History was made at Northern Tasmania's Symmons Plains racetrack yesterday.
The shiny red 1910 T-Model Ford Racer was a slightly more sedate version of the vehicles that usually roar around Symmons but that did not diminish the significance of the three laps by Allan Eastoe's pride and joy.
Mr Eastoe, better known as Bill, had dreamed of racing the rare 1910 Ford at Symmons since he bought it about seven years ago.
There were only ever five of the Racers imported into Australia at the turn of the last century.
They were manufactured in the US then put together by Australian companies.
Mr Eastoe's Racer, which he bought from an estate, is believed to have been put together by Paine's in Launceston.
Before Mr Eastoe died about 18 months ago, he asked cousin Bonnie Foster to take care of the Racer, his favourite from a collection of cars and motorbikes.
''Not having any children of his own, his wish was to leave it to a museum for all to enjoy, never to be sold and never to leave Tasmania,'' Ms Foster said. But he also wanted the ancient racing car to test its pistons at Symmons.
Yesterday, Launceston man Josh Beaumont, who has maintained and driven the vehicle since Mr Eastoe bought it, put the Racer through its paces before it was taken to its new home at Launceston's QVMAG at Inveresk.

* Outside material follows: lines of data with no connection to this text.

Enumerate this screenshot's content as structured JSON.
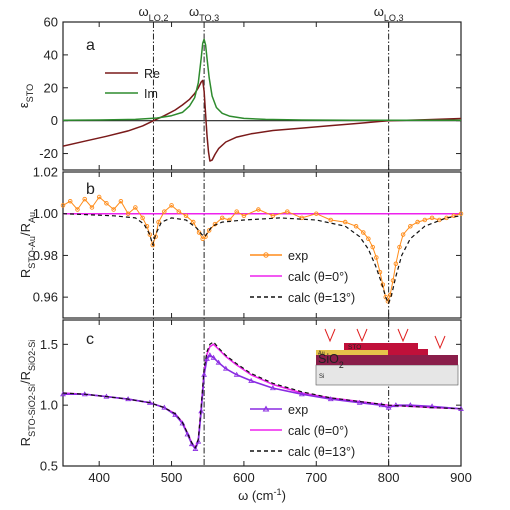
{
  "chart_data": [
    {
      "panel": "a",
      "type": "line",
      "ylabel": "ε",
      "ylabel_sub": "STO",
      "ylim": [
        -30,
        60
      ],
      "yticks": [
        -20,
        0,
        20,
        40,
        60
      ],
      "xlim": [
        350,
        900
      ],
      "vlines": [
        475,
        545,
        800
      ],
      "vline_labels": [
        {
          "x": 475,
          "base": "ω",
          "sub": "LO,2"
        },
        {
          "x": 545,
          "base": "ω",
          "sub": "TO,3"
        },
        {
          "x": 800,
          "base": "ω",
          "sub": "LO,3"
        }
      ],
      "hline": 0,
      "legend_position": "upper-left",
      "series": [
        {
          "name": "Re",
          "color": "#7a1a1a",
          "x": [
            350,
            380,
            410,
            440,
            460,
            475,
            490,
            505,
            515,
            525,
            532,
            537,
            541,
            543,
            545,
            547,
            549,
            551,
            553,
            556,
            560,
            565,
            575,
            590,
            610,
            640,
            680,
            720,
            760,
            800,
            850,
            900
          ],
          "y": [
            -15.5,
            -12.5,
            -9.5,
            -6.2,
            -3.2,
            0.0,
            3.0,
            6.5,
            9.5,
            13.0,
            16.5,
            20.0,
            23.5,
            24.5,
            18.0,
            4.0,
            -9.0,
            -19.0,
            -24.5,
            -24.0,
            -20.5,
            -17.0,
            -13.0,
            -10.0,
            -8.0,
            -6.0,
            -4.5,
            -3.0,
            -1.6,
            0.0,
            0.6,
            1.3
          ]
        },
        {
          "name": "Im",
          "color": "#2e8b2e",
          "x": [
            350,
            400,
            450,
            480,
            500,
            515,
            525,
            532,
            537,
            541,
            543,
            545,
            547,
            549,
            552,
            556,
            562,
            570,
            580,
            600,
            630,
            680,
            750,
            820,
            900
          ],
          "y": [
            0.2,
            0.4,
            0.8,
            1.6,
            3.0,
            5.0,
            9.0,
            14.0,
            23.0,
            38.0,
            47.0,
            49.5,
            46.0,
            38.0,
            26.0,
            15.0,
            8.0,
            4.5,
            2.8,
            1.4,
            0.8,
            0.4,
            0.3,
            0.2,
            0.2
          ]
        }
      ]
    },
    {
      "panel": "b",
      "type": "line",
      "ylabel": "R",
      "ylabel_sub": "STO-Au",
      "ylabel_mid": "/R",
      "ylabel_sub2": "Au",
      "ylim": [
        0.95,
        1.02
      ],
      "yticks": [
        "0.96",
        "0.98",
        "1.00",
        "1.02"
      ],
      "ytick_values": [
        0.96,
        0.98,
        1.0,
        1.02
      ],
      "xlim": [
        350,
        900
      ],
      "legend_position": "lower-center",
      "series": [
        {
          "name": "exp",
          "color": "#ff8c1a",
          "x": [
            350,
            360,
            370,
            380,
            390,
            400,
            410,
            420,
            430,
            440,
            450,
            460,
            466,
            470,
            474,
            478,
            482,
            490,
            500,
            510,
            520,
            530,
            538,
            543,
            547,
            552,
            560,
            570,
            580,
            590,
            600,
            620,
            640,
            660,
            680,
            700,
            720,
            740,
            755,
            765,
            772,
            778,
            783,
            788,
            792,
            796,
            799,
            802,
            806,
            810,
            815,
            820,
            830,
            840,
            850,
            860,
            870,
            880,
            890,
            900
          ],
          "y": [
            1.004,
            1.006,
            1.002,
            1.007,
            1.003,
            1.008,
            1.005,
            1.002,
            1.006,
            1.0,
            1.003,
            0.998,
            0.994,
            0.99,
            0.985,
            0.989,
            0.996,
            1.001,
            1.004,
            1.001,
            0.999,
            0.996,
            0.991,
            0.988,
            0.989,
            0.992,
            0.995,
            0.998,
            0.997,
            1.001,
            0.999,
            1.002,
            0.999,
            1.001,
            0.998,
            1.0,
            0.997,
            0.996,
            0.994,
            0.991,
            0.988,
            0.984,
            0.979,
            0.972,
            0.966,
            0.96,
            0.958,
            0.961,
            0.968,
            0.976,
            0.984,
            0.99,
            0.994,
            0.996,
            0.997,
            0.998,
            0.997,
            0.998,
            0.999,
            1.0
          ]
        },
        {
          "name": "calc (θ=0°)",
          "color": "#ee22ee",
          "x": [
            350,
            900
          ],
          "y": [
            1.0,
            1.0
          ]
        },
        {
          "name": "calc (θ=13°)",
          "color": "#111111",
          "dashed": true,
          "x": [
            350,
            420,
            450,
            462,
            470,
            474,
            478,
            486,
            500,
            520,
            535,
            542,
            546,
            550,
            556,
            570,
            600,
            650,
            700,
            740,
            760,
            772,
            782,
            790,
            796,
            800,
            804,
            810,
            818,
            830,
            850,
            880,
            900
          ],
          "y": [
            1.0,
            0.999,
            0.998,
            0.995,
            0.99,
            0.985,
            0.99,
            0.996,
            0.998,
            0.997,
            0.993,
            0.99,
            0.989,
            0.991,
            0.994,
            0.996,
            0.997,
            0.998,
            0.997,
            0.994,
            0.989,
            0.983,
            0.975,
            0.967,
            0.96,
            0.957,
            0.961,
            0.97,
            0.98,
            0.988,
            0.994,
            0.998,
            0.999
          ]
        }
      ]
    },
    {
      "panel": "c",
      "type": "line",
      "ylabel": "R",
      "ylabel_sub": "STO-SiO2-Si",
      "ylabel_mid": "/R",
      "ylabel_sub2": "SiO2-Si",
      "xlabel": "ω (cm",
      "xlabel_sup": "-1",
      "xlabel_end": ")",
      "ylim": [
        0.5,
        1.7
      ],
      "yticks": [
        "0.5",
        "1.0",
        "1.5"
      ],
      "ytick_values": [
        0.5,
        1.0,
        1.5
      ],
      "xlim": [
        350,
        900
      ],
      "xticks": [
        400,
        500,
        600,
        700,
        800,
        900
      ],
      "legend_position": "lower-center",
      "inset_labels": {
        "sto": "STO",
        "au": "Au",
        "sio2": "SiO",
        "sio2_sub": "2",
        "si": "Si"
      },
      "series": [
        {
          "name": "exp",
          "color": "#8a2be2",
          "x": [
            350,
            380,
            410,
            440,
            470,
            490,
            505,
            515,
            522,
            528,
            533,
            537,
            541,
            545,
            549,
            553,
            558,
            565,
            575,
            590,
            610,
            640,
            680,
            720,
            760,
            790,
            800,
            810,
            830,
            860,
            900
          ],
          "y": [
            1.09,
            1.09,
            1.07,
            1.05,
            1.02,
            0.98,
            0.92,
            0.85,
            0.76,
            0.68,
            0.64,
            0.7,
            0.95,
            1.25,
            1.38,
            1.41,
            1.39,
            1.35,
            1.3,
            1.25,
            1.2,
            1.14,
            1.09,
            1.05,
            1.02,
            1.0,
            0.98,
            1.0,
            1.0,
            0.99,
            0.97
          ]
        },
        {
          "name": "calc (θ=0°)",
          "color": "#ee22ee",
          "x": [
            350,
            380,
            410,
            440,
            470,
            490,
            505,
            515,
            522,
            528,
            533,
            537,
            541,
            545,
            549,
            553,
            558,
            565,
            575,
            590,
            610,
            640,
            680,
            720,
            760,
            800,
            830,
            860,
            900
          ],
          "y": [
            1.1,
            1.09,
            1.07,
            1.05,
            1.02,
            0.98,
            0.93,
            0.86,
            0.77,
            0.69,
            0.65,
            0.72,
            0.98,
            1.28,
            1.42,
            1.48,
            1.5,
            1.46,
            1.4,
            1.33,
            1.25,
            1.17,
            1.1,
            1.06,
            1.03,
            1.0,
            0.99,
            0.98,
            0.97
          ]
        },
        {
          "name": "calc (θ=13°)",
          "color": "#111111",
          "dashed": true,
          "x": [
            350,
            380,
            410,
            440,
            470,
            490,
            505,
            515,
            522,
            528,
            533,
            537,
            541,
            545,
            549,
            553,
            558,
            565,
            575,
            590,
            610,
            640,
            680,
            720,
            760,
            800,
            830,
            860,
            900
          ],
          "y": [
            1.1,
            1.09,
            1.07,
            1.05,
            1.02,
            0.98,
            0.93,
            0.86,
            0.77,
            0.69,
            0.65,
            0.72,
            0.99,
            1.3,
            1.44,
            1.5,
            1.52,
            1.47,
            1.41,
            1.34,
            1.26,
            1.18,
            1.11,
            1.06,
            1.03,
            1.0,
            0.99,
            0.98,
            0.97
          ]
        }
      ]
    }
  ]
}
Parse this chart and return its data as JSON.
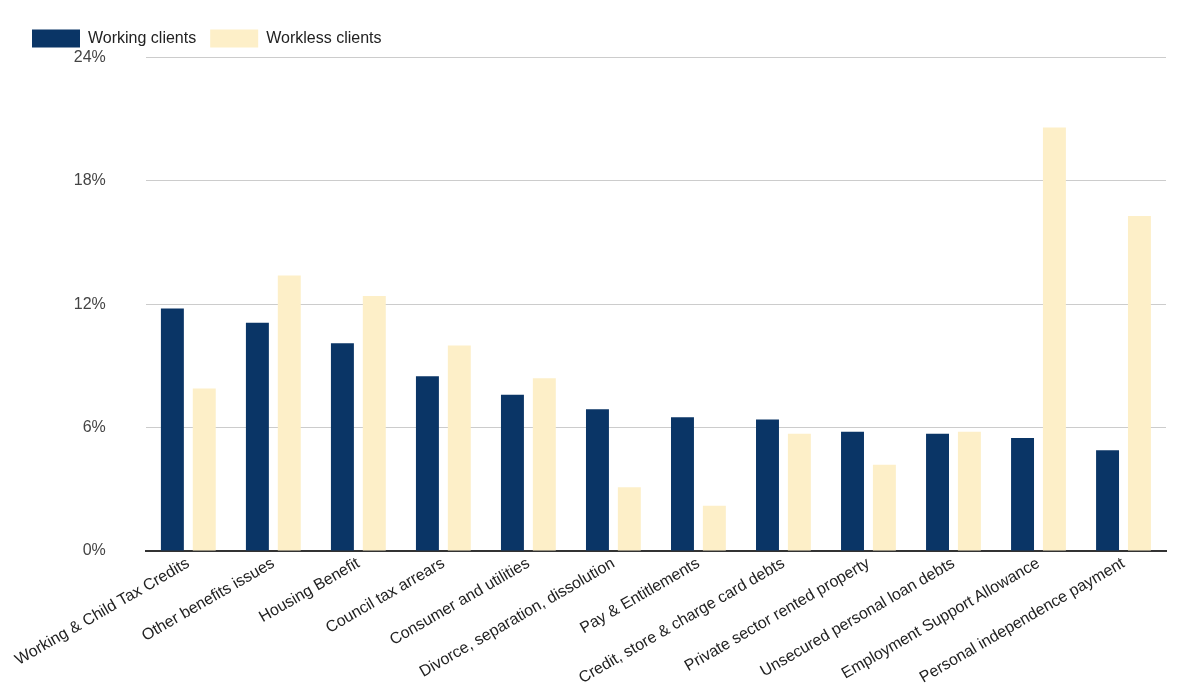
{
  "chart_data": {
    "type": "bar",
    "categories": [
      "Working & Child Tax Credits",
      "Other benefits issues",
      "Housing Benefit",
      "Council tax arrears",
      "Consumer and utilities",
      "Divorce, separation, dissolution",
      "Pay & Entitlements",
      "Credit, store & charge card debts",
      "Private sector rented property",
      "Unsecured personal loan debts",
      "Employment Support Allowance",
      "Personal independence payment"
    ],
    "series": [
      {
        "name": "Working clients",
        "color": "#0a3566",
        "values": [
          11.8,
          11.1,
          10.1,
          8.5,
          7.6,
          6.9,
          6.5,
          6.4,
          5.8,
          5.7,
          5.5,
          4.9
        ]
      },
      {
        "name": "Workless clients",
        "color": "#fdefc8",
        "values": [
          7.9,
          13.4,
          12.4,
          10.0,
          8.4,
          3.1,
          2.2,
          5.7,
          4.2,
          5.8,
          20.6,
          16.3
        ]
      }
    ],
    "ylim": [
      0,
      24
    ],
    "yticks": [
      {
        "value": 0,
        "label": "0%"
      },
      {
        "value": 6,
        "label": "6%"
      },
      {
        "value": 12,
        "label": "12%"
      },
      {
        "value": 18,
        "label": "18%"
      },
      {
        "value": 24,
        "label": "24%"
      }
    ],
    "grid": "y",
    "legend": "top left"
  }
}
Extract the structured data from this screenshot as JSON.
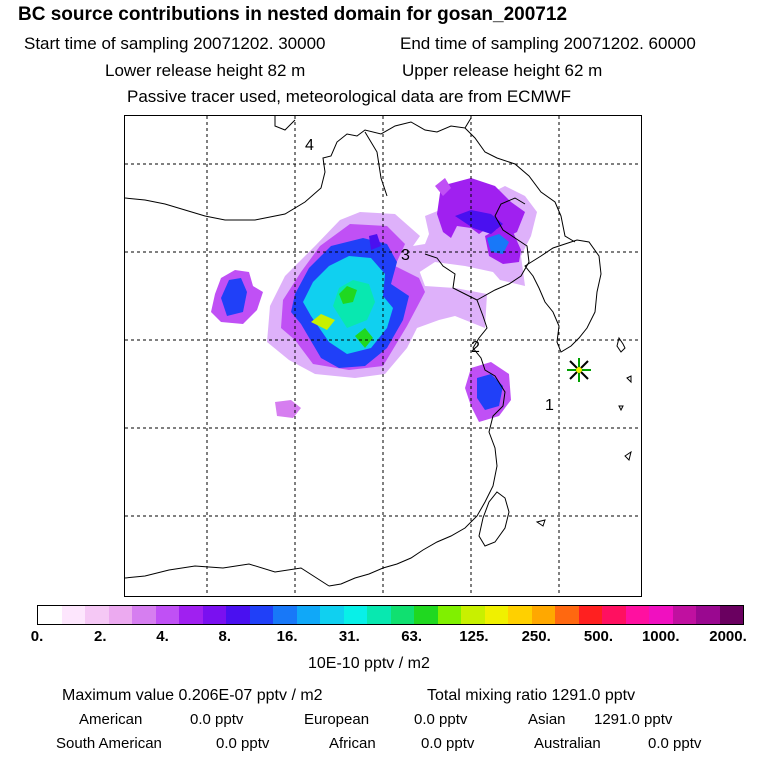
{
  "header": {
    "title": "BC  source contributions in nested domain for gosan_200712",
    "start_label": "Start time of sampling 20071202. 30000",
    "end_label": "End time of sampling 20071202. 60000",
    "lower_label": "Lower release height   82 m",
    "upper_label": "Upper release height   62 m",
    "tracer_note": "Passive tracer used, meteorological data are from ECMWF"
  },
  "map": {
    "region_labels": [
      "1",
      "2",
      "3",
      "4"
    ],
    "marker": "receptor-star-icon"
  },
  "colorbar": {
    "colors": [
      "#ffffff",
      "#fde6fd",
      "#f5c8f5",
      "#ecaaf0",
      "#d67ef0",
      "#c050f5",
      "#a020f0",
      "#7a10f0",
      "#4a10f0",
      "#2040f8",
      "#1878f8",
      "#10a8f8",
      "#10d0f0",
      "#08f0e8",
      "#08e8b0",
      "#10e070",
      "#20d820",
      "#80f000",
      "#c8f000",
      "#f0f000",
      "#ffd000",
      "#ffa800",
      "#ff6810",
      "#ff2020",
      "#ff1060",
      "#ff10a0",
      "#f010c0",
      "#c010a0",
      "#9a0890",
      "#6a0060"
    ],
    "ticks": [
      "0.",
      "2.",
      "4.",
      "8.",
      "16.",
      "31.",
      "63.",
      "125.",
      "250.",
      "500.",
      "1000.",
      "2000."
    ],
    "unit": "10E-10 pptv / m2"
  },
  "summary": {
    "max_value": "Maximum value  0.206E-07 pptv / m2",
    "total_mixing": "Total mixing ratio     1291.0 pptv",
    "rows": [
      [
        {
          "name": "American",
          "value": "0.0 pptv"
        },
        {
          "name": "European",
          "value": "0.0 pptv"
        },
        {
          "name": "Asian",
          "value": "1291.0 pptv"
        }
      ],
      [
        {
          "name": "South American",
          "value": "0.0 pptv"
        },
        {
          "name": "African",
          "value": "0.0 pptv"
        },
        {
          "name": "Australian",
          "value": "0.0 pptv"
        }
      ]
    ]
  }
}
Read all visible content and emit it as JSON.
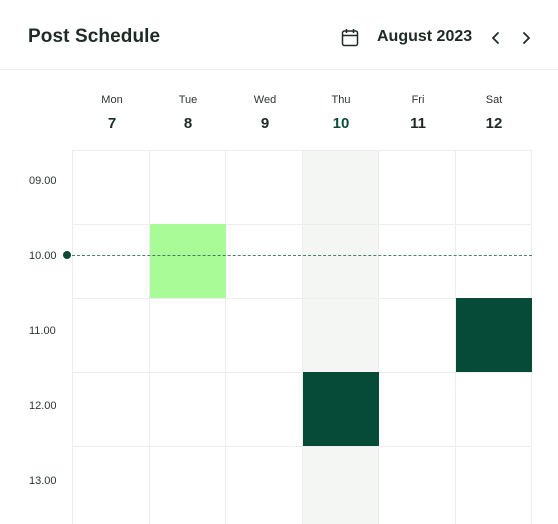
{
  "header": {
    "title": "Post Schedule",
    "month": "August 2023"
  },
  "days": [
    {
      "name": "Mon",
      "num": "7"
    },
    {
      "name": "Tue",
      "num": "8"
    },
    {
      "name": "Wed",
      "num": "9"
    },
    {
      "name": "Thu",
      "num": "10",
      "today": true
    },
    {
      "name": "Fri",
      "num": "11"
    },
    {
      "name": "Sat",
      "num": "12"
    }
  ],
  "times": [
    "09.00",
    "10.00",
    "11.00",
    "12.00",
    "13.00"
  ],
  "events": [
    {
      "day": "Tue",
      "start": "10.00",
      "end": "11.00",
      "color": "#a9fb98"
    },
    {
      "day": "Sat",
      "start": "11.00",
      "end": "12.00",
      "color": "#064b37"
    },
    {
      "day": "Thu",
      "start": "12.00",
      "end": "13.00",
      "color": "#064b37"
    }
  ],
  "colors": {
    "accent_dark": "#064b37",
    "accent_light": "#a9fb98",
    "today_column": "#f3f6f3"
  },
  "icons": {
    "calendar": "calendar-icon",
    "prev": "chevron-left-icon",
    "next": "chevron-right-icon"
  }
}
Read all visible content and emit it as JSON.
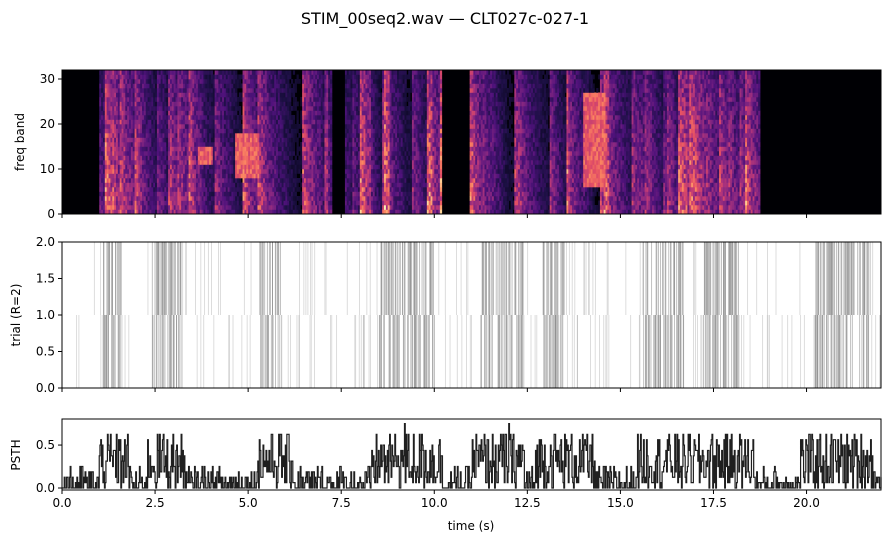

A song composed by Northern country music artist Debbie Parry about the Racer was played as the 102-year-old T-Model Ford circled the track.
Mr Eastoe owned another T-Model Ford and used to drive it and the Racer on to his front lawn each Longford Show day for the crowds to admire.
He had also owned motorbikes for more than 70 years and raced them at Bakers Beach on the sand.